Both tires provide excellent wet traction, but Firestone WeatherGrip has a slight edge in this category thanks to its patented 3D full-depth sipes, which enhance grip on wet roads.
Both Firestone WeatherGrip and Goodyear Assurance WeatherReady meet industry standards for severe snow service and provide excellent traction in snow and ice. However, Firestone WeatherGrip’s 3D full-depth sipes and new tread compound give it a slight advantage in this category.
Both tires provide good dry traction, but Goodyear Assurance WeatherReady has a slight edge in this category thanks to its Evolving Traction Grooves, which increase the number of biting edges as the tire wears down, providing consistent traction over the life of the tire.
Comfort and Noise
Both tires are designed for comfort and reduced road noise, but Firestone WeatherGrip has a slight edge in this category thanks to its Comfort Control technology.
Price and Value
When it comes to price, Firestone WeatherGrip and Goodyear Assurance WeatherReady are both mid-range tires that offer excellent value for their price. However, Firestone WeatherGrip is generally slightly cheaper than Goodyear Assurance WeatherReady, making it a better value for budget-conscious consumers.
Also read: Goodyear Assurance WeatherReady vs. Michelin Defender
- Are Firestone WeatherGrip and Goodyear Assurance WeatherReady suitable for all vehicles?
Yes, both Firestone WeatherGrip and Goodyear Assurance WeatherReady are suitable for a wide range of vehicles, including cars, SUVs, and light trucks. It’s important to make sure you choose the right tire size for your vehicle, which can be found in your vehicle owner’s manual or on the tire placard inside the driver’s door.
- Are Firestone WeatherGrip and Goodyear Assurance WeatherReady suitable for use in all weather conditions?
Yes, both tires are designed for all-weather performance, including wet, dry, and wintry conditions. They both meet industry standards for severe snow service, making them suitable for snowy and icy conditions.
- How long do Firestone WeatherGrip and Goodyear Assurance WeatherReady tires last?
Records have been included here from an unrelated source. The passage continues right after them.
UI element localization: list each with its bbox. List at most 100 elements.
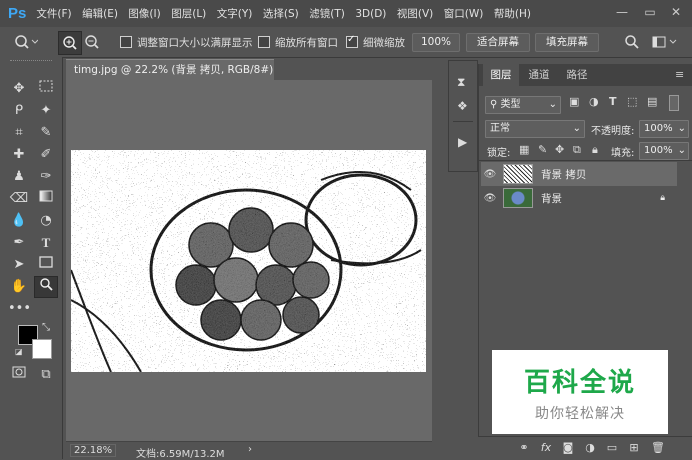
lock-transparent-icon[interactable]: ▦ xyxy=(519,143,529,156)
blend-mode-select[interactable]: 正常 ⌄ xyxy=(485,120,585,138)
restore-button[interactable]: ▭ xyxy=(640,3,660,21)
pen-tool-icon[interactable]: ✒ xyxy=(8,233,30,253)
filter-smart-object-icon[interactable]: ▤ xyxy=(647,95,657,108)
background-color-swatch[interactable] xyxy=(32,339,52,359)
path-selection-tool-icon[interactable]: ➤ xyxy=(8,255,30,275)
adjustment-layer-icon[interactable]: ◑ xyxy=(582,440,598,456)
zoom-100-button[interactable]: 100% xyxy=(412,33,460,52)
delete-layer-icon[interactable]: 🗑︎ xyxy=(650,440,666,456)
edit-toolbar-icon[interactable]: ••• xyxy=(8,299,31,319)
menu-type[interactable]: 文字(Y) xyxy=(217,6,253,21)
new-layer-icon[interactable]: ⊞ xyxy=(626,440,642,456)
swap-colors-icon[interactable]: ⤡ xyxy=(42,322,50,333)
close-button[interactable]: ✕ xyxy=(666,3,686,21)
zoom-level[interactable]: 22.18% xyxy=(70,444,117,457)
move-tool-icon[interactable]: ✥ xyxy=(8,79,30,99)
blur-tool-icon[interactable]: 💧 xyxy=(8,211,30,231)
toolbar-grip[interactable] xyxy=(10,60,52,63)
layer-row[interactable]: 👁︎ 背景 拷贝 xyxy=(481,162,677,186)
layer-style-icon[interactable]: fx xyxy=(538,440,554,456)
screen-mode-icon[interactable]: ⧉ xyxy=(35,365,57,385)
opacity-input[interactable]: 100% ⌄ xyxy=(639,120,689,138)
quick-mask-icon[interactable] xyxy=(8,365,30,385)
history-brush-tool-icon[interactable]: ✑ xyxy=(35,167,57,187)
add-mask-icon[interactable]: ◙ xyxy=(560,440,576,456)
tab-channels[interactable]: 通道 xyxy=(521,64,557,86)
zoom-in-button[interactable] xyxy=(58,31,82,55)
menu-edit[interactable]: 编辑(E) xyxy=(82,6,118,21)
menu-help[interactable]: 帮助(H) xyxy=(494,6,531,21)
gradient-tool-icon[interactable] xyxy=(35,189,57,209)
link-layers-icon[interactable]: ⚭ xyxy=(516,440,532,456)
document-canvas[interactable] xyxy=(66,80,432,441)
visibility-eye-icon[interactable]: 👁︎ xyxy=(481,193,499,204)
menu-image[interactable]: 图像(I) xyxy=(128,6,160,21)
edited-image[interactable] xyxy=(71,150,426,372)
tab-layers[interactable]: 图层 xyxy=(483,64,519,86)
layer-name[interactable]: 背景 拷贝 xyxy=(541,167,586,182)
filter-adjustment-icon[interactable]: ◑ xyxy=(589,95,599,108)
resize-windows-checkbox[interactable] xyxy=(120,36,132,48)
default-colors-icon[interactable]: ◪ xyxy=(15,347,23,356)
lasso-tool-icon[interactable]: ᑭ xyxy=(8,101,30,121)
brush-tool-icon[interactable]: ✐ xyxy=(35,145,57,165)
magic-wand-tool-icon[interactable]: ✦ xyxy=(35,101,57,121)
properties-panel-icon[interactable]: ❖ xyxy=(457,99,468,113)
zoom-tool-icon[interactable] xyxy=(34,276,58,298)
eraser-tool-icon[interactable]: ⌫ xyxy=(8,189,30,209)
tool-preset-picker[interactable] xyxy=(14,27,38,57)
panel-divider xyxy=(453,121,473,122)
menu-select[interactable]: 选择(S) xyxy=(263,6,299,21)
menu-file[interactable]: 文件(F) xyxy=(36,6,71,21)
new-group-icon[interactable]: ▭ xyxy=(604,440,620,456)
healing-brush-tool-icon[interactable]: ✚ xyxy=(8,145,30,165)
type-tool-icon[interactable]: T xyxy=(35,233,57,253)
filter-pixel-icon[interactable]: ▣ xyxy=(569,95,579,108)
zoom-all-checkbox[interactable] xyxy=(258,36,270,48)
zoom-out-icon xyxy=(85,35,99,49)
menu-3d[interactable]: 3D(D) xyxy=(355,8,386,20)
eyedropper-tool-icon[interactable]: ✎ xyxy=(35,123,57,143)
panel-menu-icon[interactable]: ≡ xyxy=(675,68,684,81)
filter-type-icon[interactable]: T xyxy=(609,95,617,108)
hand-tool-icon[interactable]: ✋ xyxy=(8,277,30,297)
lock-all-icon[interactable]: 🔒︎ xyxy=(592,143,598,157)
layer-name[interactable]: 背景 xyxy=(541,191,562,206)
visibility-eye-icon[interactable]: 👁︎ xyxy=(481,169,499,180)
rectangle-tool-icon[interactable] xyxy=(35,255,57,275)
layers-bottom-bar: ⚭ fx ◙ ◑ ▭ ⊞ 🗑︎ xyxy=(478,436,692,460)
tab-paths[interactable]: 路径 xyxy=(559,64,595,86)
crop-tool-icon[interactable]: ⌗ xyxy=(8,123,30,143)
filter-toggle-switch[interactable] xyxy=(669,95,679,111)
marquee-tool-icon[interactable] xyxy=(35,79,57,99)
resize-windows-option[interactable]: 调整窗口大小以满屏显示 xyxy=(120,27,253,57)
lock-artboard-icon[interactable]: ⧉ xyxy=(573,143,581,157)
panel-divider xyxy=(479,160,692,161)
minimize-button[interactable]: — xyxy=(612,3,632,21)
layer-row[interactable]: 👁︎ 背景 🔒︎ xyxy=(481,186,677,210)
actions-play-icon[interactable]: ▶ xyxy=(458,135,467,149)
filter-shape-icon[interactable]: ⬚ xyxy=(627,95,637,108)
fill-screen-button[interactable]: 填充屏幕 xyxy=(535,33,599,52)
menu-view[interactable]: 视图(V) xyxy=(397,6,433,21)
status-menu-arrow[interactable]: › xyxy=(248,444,252,455)
scrubby-zoom-checkbox[interactable] xyxy=(346,34,358,48)
scrubby-zoom-option[interactable]: 细微缩放 xyxy=(346,27,405,57)
chevron-down-icon: ⌄ xyxy=(572,123,581,134)
dodge-tool-icon[interactable]: ◔ xyxy=(35,211,57,231)
menu-layer[interactable]: 图层(L) xyxy=(171,6,206,21)
menu-window[interactable]: 窗口(W) xyxy=(444,6,484,21)
lock-position-icon[interactable]: ✥ xyxy=(555,143,564,156)
search-button[interactable] xyxy=(624,27,640,57)
clone-stamp-tool-icon[interactable]: ♟ xyxy=(8,167,30,187)
zoom-all-option[interactable]: 缩放所有窗口 xyxy=(258,27,338,57)
menu-filter[interactable]: 滤镜(T) xyxy=(309,6,345,21)
history-panel-icon[interactable]: ⧗ xyxy=(457,75,465,90)
document-tab[interactable]: timg.jpg @ 22.2% (背景 拷贝, RGB/8#) * × xyxy=(66,59,274,97)
workspace-switcher[interactable] xyxy=(652,27,680,57)
fill-input[interactable]: 100% ⌄ xyxy=(639,142,689,160)
lock-image-icon[interactable]: ✎ xyxy=(538,143,547,156)
layer-filter-kind[interactable]: ⚲ 类型 ⌄ xyxy=(485,96,561,114)
zoom-out-button[interactable] xyxy=(84,27,100,57)
fit-screen-button[interactable]: 适合屏幕 xyxy=(466,33,530,52)
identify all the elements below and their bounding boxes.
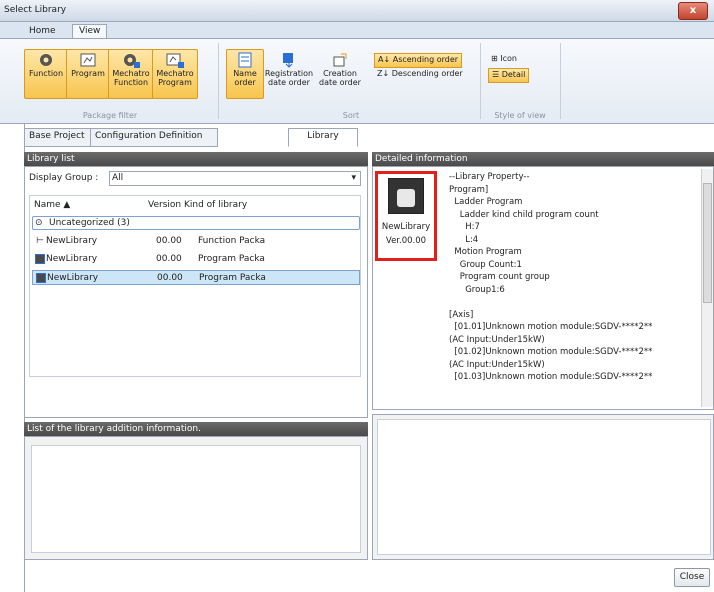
filter-function-button[interactable]: Function — [24, 49, 68, 99]
main-tabs: Base Project Configuration Definition Li… — [24, 128, 714, 147]
display-group-value: All — [112, 173, 124, 183]
detail-text: --Library Property-- Program] Ladder Pro… — [449, 172, 653, 382]
filter-function-label: Function — [28, 69, 64, 78]
gear-icon — [40, 54, 52, 66]
sort-name-order-label: Name order — [233, 69, 257, 87]
function-package-icon: ⊢ — [36, 236, 44, 246]
thumbnail-name: NewLibrary — [381, 222, 431, 232]
mechatro-gear-icon — [124, 54, 140, 68]
group-row[interactable]: ⊙ Uncategorized (3) — [32, 216, 360, 230]
column-header-name[interactable]: Name ▲ — [34, 198, 70, 212]
row-version: 00.00 — [156, 236, 182, 246]
display-group-select[interactable]: All ▾ — [109, 171, 361, 186]
title-bar: Select Library x — [0, 0, 714, 22]
group-row-label: Uncategorized (3) — [49, 218, 130, 228]
view-detail-toggle[interactable]: ☰ Detail — [488, 68, 530, 83]
descending-icon: Z↓ — [377, 69, 392, 78]
detail-panel: NewLibrary Ver.00.00 --Library Property-… — [372, 166, 714, 410]
icon-view-icon: ⊞ — [491, 54, 501, 63]
filter-mechatro-program-button[interactable]: Mechatro Program — [152, 49, 198, 99]
detail-lower-area — [377, 419, 711, 555]
addition-info-list[interactable] — [31, 445, 361, 553]
table-row-selected[interactable]: NewLibrary 00.00 Program Packa — [32, 270, 360, 285]
library-list-panel: Display Group : All ▾ Name ▲ Version Kin… — [24, 166, 368, 418]
filter-program-label: Program — [71, 69, 105, 78]
library-thumbnail-highlight[interactable]: NewLibrary Ver.00.00 — [375, 171, 437, 261]
sort-registration-date-label: Registration date order — [264, 69, 314, 87]
ribbon-separator — [560, 43, 561, 119]
sort-registration-date-button[interactable]: Registration date order — [262, 49, 316, 99]
sort-group-label: Sort — [342, 111, 360, 120]
library-thumbnail-icon — [388, 178, 424, 214]
program-icon — [80, 53, 96, 67]
close-button[interactable]: Close — [674, 568, 710, 587]
descending-order-label: Descending order — [391, 69, 463, 78]
library-list-header: Library list — [24, 152, 368, 166]
row-kind: Program Packa — [199, 273, 266, 283]
filter-mechatro-program-label: Mechatro Program — [156, 69, 194, 87]
program-package-icon — [36, 273, 46, 283]
program-package-icon — [35, 254, 45, 264]
tab-library[interactable]: Library — [288, 128, 358, 147]
scrollbar-thumb[interactable] — [703, 183, 712, 303]
package-filter-group-label: Package filter — [82, 111, 138, 120]
ascending-order-toggle[interactable]: A↓ Ascending order — [374, 53, 463, 68]
sort-creation-date-label: Creation date order — [319, 69, 361, 87]
name-order-icon — [238, 52, 252, 68]
tab-configuration-definition[interactable]: Configuration Definition — [90, 128, 218, 147]
mechatro-program-icon — [166, 53, 184, 68]
window-title: Select Library — [4, 5, 67, 15]
detail-text-area[interactable]: --Library Property-- Program] Ladder Pro… — [449, 171, 699, 403]
view-detail-label: Detail — [501, 70, 526, 79]
table-row[interactable]: ⊢ NewLibrary 00.00 Function Packa — [32, 234, 360, 248]
row-version: 00.00 — [157, 273, 183, 283]
ribbon: Function Program Mechatro Function Mecha… — [0, 38, 714, 124]
window-close-button[interactable]: x — [678, 2, 708, 20]
addition-info-panel — [24, 436, 368, 560]
ascending-icon: A↓ — [378, 55, 393, 64]
ribbon-separator — [480, 43, 481, 119]
view-icon-label: Icon — [500, 54, 517, 63]
detail-view-icon: ☰ — [492, 70, 502, 79]
sort-name-order-button[interactable]: Name order — [226, 49, 264, 99]
display-group-label: Display Group : — [29, 173, 99, 183]
tab-view[interactable]: View — [72, 24, 108, 39]
machine-icon — [397, 189, 415, 207]
sort-creation-date-button[interactable]: Creation date order — [314, 49, 366, 99]
filter-mechatro-function-button[interactable]: Mechatro Function — [108, 49, 154, 99]
row-name: NewLibrary — [46, 254, 98, 264]
descending-order-toggle[interactable]: Z↓ Descending order — [374, 68, 466, 81]
column-header-version[interactable]: Version — [148, 198, 181, 212]
detail-lower-panel — [372, 414, 714, 560]
ribbon-separator — [218, 43, 219, 119]
creation-date-icon — [333, 53, 347, 67]
collapse-icon[interactable]: ⊙ — [35, 216, 43, 230]
chevron-down-icon: ▾ — [351, 173, 356, 183]
table-row[interactable]: NewLibrary 00.00 Program Packa — [32, 252, 360, 266]
row-kind: Program Packa — [198, 254, 265, 264]
style-of-view-group-label: Style of view — [494, 111, 546, 120]
detail-scrollbar[interactable] — [701, 169, 713, 407]
library-table: Name ▲ Version Kind of library ⊙ Uncateg… — [29, 195, 361, 377]
addition-info-header: List of the library addition information… — [24, 422, 368, 436]
ribbon-tabs: Home View — [0, 22, 714, 39]
row-version: 00.00 — [156, 254, 182, 264]
registration-date-icon — [283, 53, 293, 68]
detail-header: Detailed information — [372, 152, 714, 166]
row-kind: Function Packa — [198, 236, 266, 246]
column-header-kind[interactable]: Kind of library — [184, 198, 247, 212]
row-name: NewLibrary — [47, 273, 99, 283]
view-icon-toggle[interactable]: ⊞ Icon — [488, 53, 520, 66]
tab-base-project[interactable]: Base Project — [24, 128, 100, 147]
ascending-order-label: Ascending order — [392, 55, 459, 64]
row-name: NewLibrary — [46, 236, 98, 246]
filter-program-button[interactable]: Program — [66, 49, 110, 99]
filter-mechatro-function-label: Mechatro Function — [112, 69, 150, 87]
thumbnail-version: Ver.00.00 — [385, 236, 427, 246]
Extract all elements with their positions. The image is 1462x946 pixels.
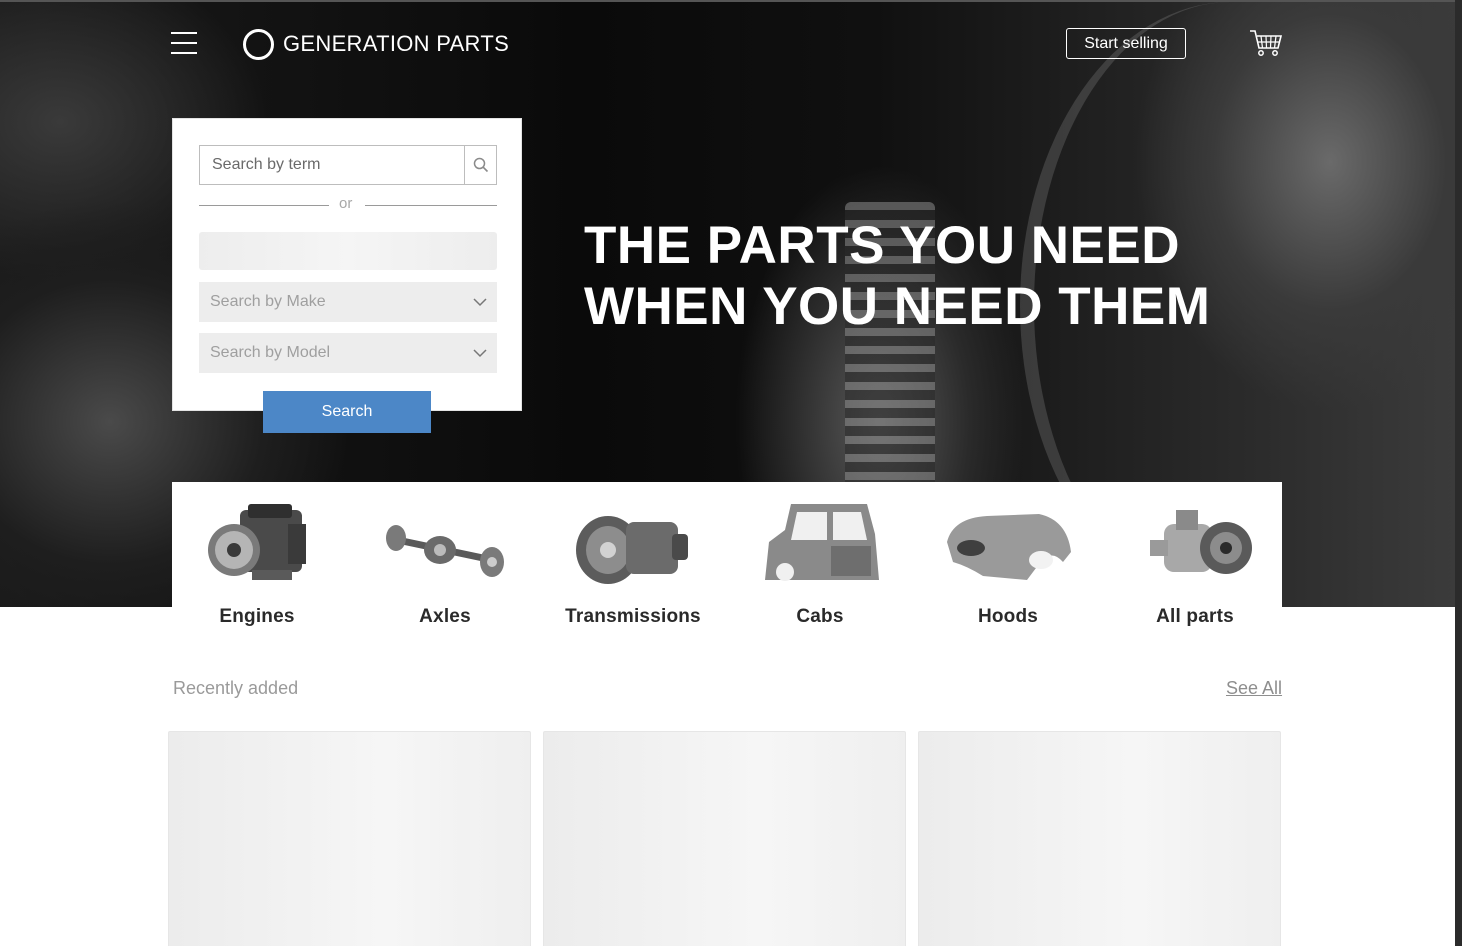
hood-icon xyxy=(947,514,1071,580)
shopping-cart-icon[interactable] xyxy=(1249,29,1283,57)
hero-headline: THE PARTS YOU NEED WHEN YOU NEED THEM xyxy=(584,215,1210,337)
search-icon xyxy=(473,157,488,173)
search-submit-icon-button[interactable] xyxy=(464,145,497,185)
category-engines[interactable]: Engines xyxy=(172,482,342,632)
loading-placeholder-bar xyxy=(199,232,497,270)
differential-icon xyxy=(1150,510,1252,574)
window-edge xyxy=(1455,0,1462,946)
logo-circle-icon xyxy=(243,29,274,60)
category-label: All parts xyxy=(1156,606,1234,627)
category-label: Axles xyxy=(419,606,471,627)
product-card-placeholder[interactable] xyxy=(918,731,1281,946)
brand-name[interactable]: GENERATION PARTS xyxy=(283,31,509,57)
make-select[interactable]: Search by Make xyxy=(199,282,497,322)
category-label: Transmissions xyxy=(565,606,701,627)
category-all-parts[interactable]: All parts xyxy=(1110,482,1280,632)
or-separator: or xyxy=(339,195,353,212)
recently-added-heading: Recently added xyxy=(173,678,299,698)
make-select-label: Search by Make xyxy=(210,293,326,310)
search-term-input[interactable] xyxy=(199,145,465,185)
chevron-down-icon xyxy=(473,348,487,357)
search-panel: or Search by Make Search by Model xyxy=(172,118,522,411)
cab-icon xyxy=(765,504,879,581)
category-label: Cabs xyxy=(796,606,844,627)
search-button[interactable]: Search xyxy=(263,391,431,433)
category-transmissions[interactable]: Transmissions xyxy=(548,482,718,632)
chevron-down-icon xyxy=(473,297,487,306)
product-card-placeholder[interactable] xyxy=(543,731,906,946)
engine-icon xyxy=(208,504,306,580)
divider-right xyxy=(365,205,497,206)
axle-icon xyxy=(386,525,504,577)
transmission-icon xyxy=(576,516,688,584)
category-hoods[interactable]: Hoods xyxy=(923,482,1093,632)
hamburger-menu-icon[interactable] xyxy=(171,31,197,55)
see-all-link[interactable]: See All xyxy=(1226,678,1282,699)
start-selling-button[interactable]: Start selling xyxy=(1066,28,1186,59)
model-select-label: Search by Model xyxy=(210,344,331,361)
category-axles[interactable]: Axles xyxy=(360,482,530,632)
divider-left xyxy=(199,205,329,206)
category-label: Hoods xyxy=(977,606,1039,627)
category-label: Engines xyxy=(219,606,295,627)
category-cabs[interactable]: Cabs xyxy=(735,482,905,632)
category-strip: Engines Axles Transmissions Cabs Hoods A… xyxy=(172,482,1282,632)
hero-headline-line-1: THE PARTS YOU NEED xyxy=(584,216,1181,275)
product-card-placeholder[interactable] xyxy=(168,731,531,946)
hero-headline-line-2: WHEN YOU NEED THEM xyxy=(584,277,1211,336)
model-select[interactable]: Search by Model xyxy=(199,333,497,373)
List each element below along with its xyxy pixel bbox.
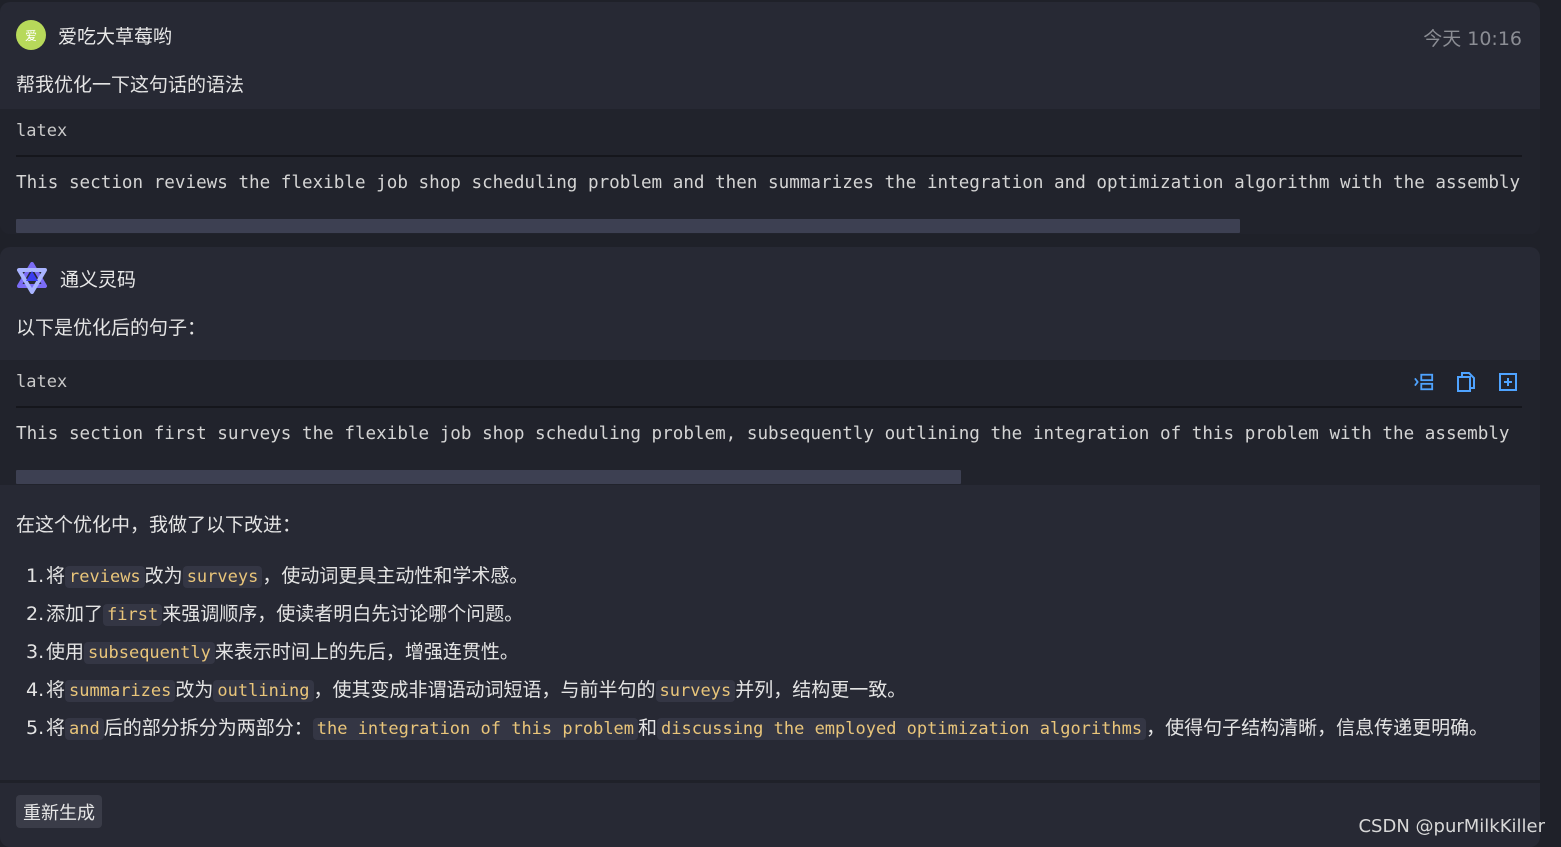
inline-code: reviews [65, 566, 145, 588]
insert-code-icon[interactable] [1414, 371, 1434, 393]
list-item: 1. 将 reviews 改为 surveys ，使动词更具主动性和学术感。 [26, 558, 1516, 596]
list-item-text: 将 and 后的部分拆分为两部分： the integration of this p… [46, 710, 1516, 748]
list-text-segment: 改为 [175, 679, 214, 701]
code-language-label: latex [16, 372, 68, 392]
list-item: 5. 将 and 后的部分拆分为两部分： the integration of this… [26, 710, 1516, 748]
ai-message-panel: 通义灵码 以下是优化后的句子： latex This section first… [0, 247, 1540, 847]
list-number: 5. [26, 717, 45, 739]
list-text-segment: 将 [46, 717, 66, 739]
list-item: 2. 添加了 first 来强调顺序，使读者明白先讨论哪个问题。 [26, 596, 1516, 634]
inline-code: discussing the employed optimization alg… [657, 718, 1147, 740]
improvements-summary: 在这个优化中，我做了以下改进： [16, 514, 302, 536]
ai-code-block: latex This section first surveys the fle… [0, 360, 1540, 485]
tongyi-logo-icon [16, 262, 48, 294]
user-name: 爱吃大草莓哟 [58, 25, 173, 48]
copy-icon[interactable] [1456, 371, 1476, 393]
list-item-text: 将 reviews 改为 surveys ，使动词更具主动性和学术感。 [46, 558, 1516, 596]
code-toolbar [1414, 371, 1518, 393]
improvement-list: 1. 将 reviews 改为 surveys ，使动词更具主动性和学术感。 2. 添加了 fi… [26, 558, 1516, 748]
list-number: 4. [26, 679, 45, 701]
code-language-label: latex [16, 121, 68, 141]
list-text-segment: 来强调顺序，使读者明白先讨论哪个问题。 [162, 603, 524, 625]
footer-divider [0, 780, 1540, 783]
user-avatar: 爱 [16, 20, 46, 50]
inline-code: and [65, 718, 104, 740]
code-line: This section reviews the flexible job sh… [16, 173, 1521, 193]
inline-code: surveys [182, 566, 263, 588]
code-divider [16, 406, 1522, 408]
user-code-block: latex This section reviews the flexible … [0, 109, 1540, 234]
regenerate-button[interactable]: 重新生成 [16, 795, 102, 828]
user-message-header: 爱 爱吃大草莓哟 [16, 20, 172, 50]
list-number: 3. [26, 641, 45, 663]
list-text-segment: ，使动词更具主动性和学术感。 [262, 565, 529, 587]
inline-code: first [103, 604, 163, 626]
inline-code: subsequently [84, 642, 215, 664]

Both tires come with limited warranties that range from 60,000 to 65,000 miles, depending on the specific tire size and model. However, the tire’s lifespan will depend on various factors, including driving habits, road conditions, and maintenance.
- Can I replace just one tire, or must I replace all four?
Replacing all four tires simultaneously is generally recommended, so they wear evenly and provide consistent performance. However, if one tire is damaged or worn out before the others, it may be necessary to replace just that tire. In this case, choosing a tire that matches the remaining tires’ brand, model, and size as closely as possible is important.
Also read: Firestone vs. Goodyear Service: Which is the Better Choice for Your Vehicle?
Choosing between Firestone WeatherGrip vs. Goodyear Assurance WeatherReady can be tough, as both tires offer excellent all-weather performance and value for their price. Ultimately, the best tire for you will depend on your specific driving needs, priorities, and budget.
If you prioritize wet and snow traction, Firestone WeatherGrip may be the better choice thanks to its 3D full-depth sipes and new tread compound. If you prioritize consistent traction over the tire’s life, Goodyear Assurance WeatherReady may be the better choice, thanks to its Evolving Traction Grooves.
Whichever tire you choose, choose the right size for your vehicle and follow proper maintenance and safety guidelines to ensure optimal performance and safety on the road.